PRESSURE on the Bank of England to move interest rates sooner than it plans intensified today when inflation again jumped much faster than the City was expecting.
Prices rose at 2.5% in June, up from 2.1% in May and sharply higher than the 2.2% anticipated as petrol, food and cars all cost more than they did a month earlier.
Yesterday, the equivalent figure in the US came in at a 13-year high of 5.4%, increasing fears that inflation is turning into a global problem.
UK inflation is at a three-year high having risen for the last four months in succession. Fuel costs are up more than 20%, while hospitality prices rose more than 3%.
The Bank insists inflation is a temporary issue that will correct itself early next year. Some in the City are increasingly of the view that it could run out of control.
Capital Economics is one firm that backs the Bank. Paul Dales of Capital said today: “Inflation should fall back sharply in 2022 as the boost from commodity prices and shortages fades.” It predicts no increase in interest rates until 2024.
Rachel Winter at Killik & Co, said: “Increased inflation in many instances remains a positive sign of much-needed economic growth. However, if inflation continues to creep away from the Bank of England’s 2% target, the central bank may be forced to act sooner than anticipated when it comes to raising interest rates. At the moment, rising inflation is thought to be a temporary blip caused by a variety of factors. One being the high oil price, which has resulted in increased prices for items such as petrol. Additionally, as Freedom Day approaches, the hospitality industry has experienced a surge in demand as a result of the relaxation of coronavirus restrictions.”

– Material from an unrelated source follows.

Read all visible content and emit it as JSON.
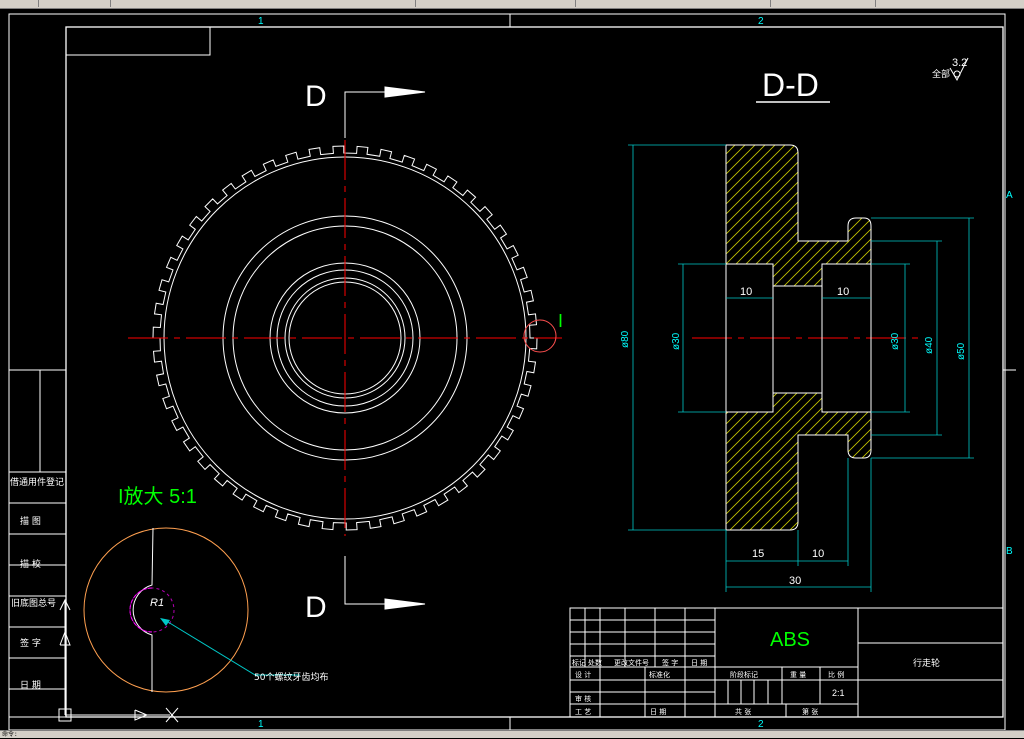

A further risk to inflation is the amount of money Britons saved during the pandemic. By some measures they have £1.7 trillion of extra cash to spend, perhaps on holidays, cars and other consumer goods.
Robert Alster at wealth manager Close Brothers Asset Management said: “In ‘normal’ times it’s possible that the Bank of England might consider deploying tools to keep a lid on inflation over the summer. But these are not normal economic times. With the Furlough Scheme coming to an end, and the possibility – hopefully remote - of social restrictions being reintroduced towards the winter - the Bank will be keen to hold off from making any decision on interest rates unless inflation looks like it’s rising too quickly.”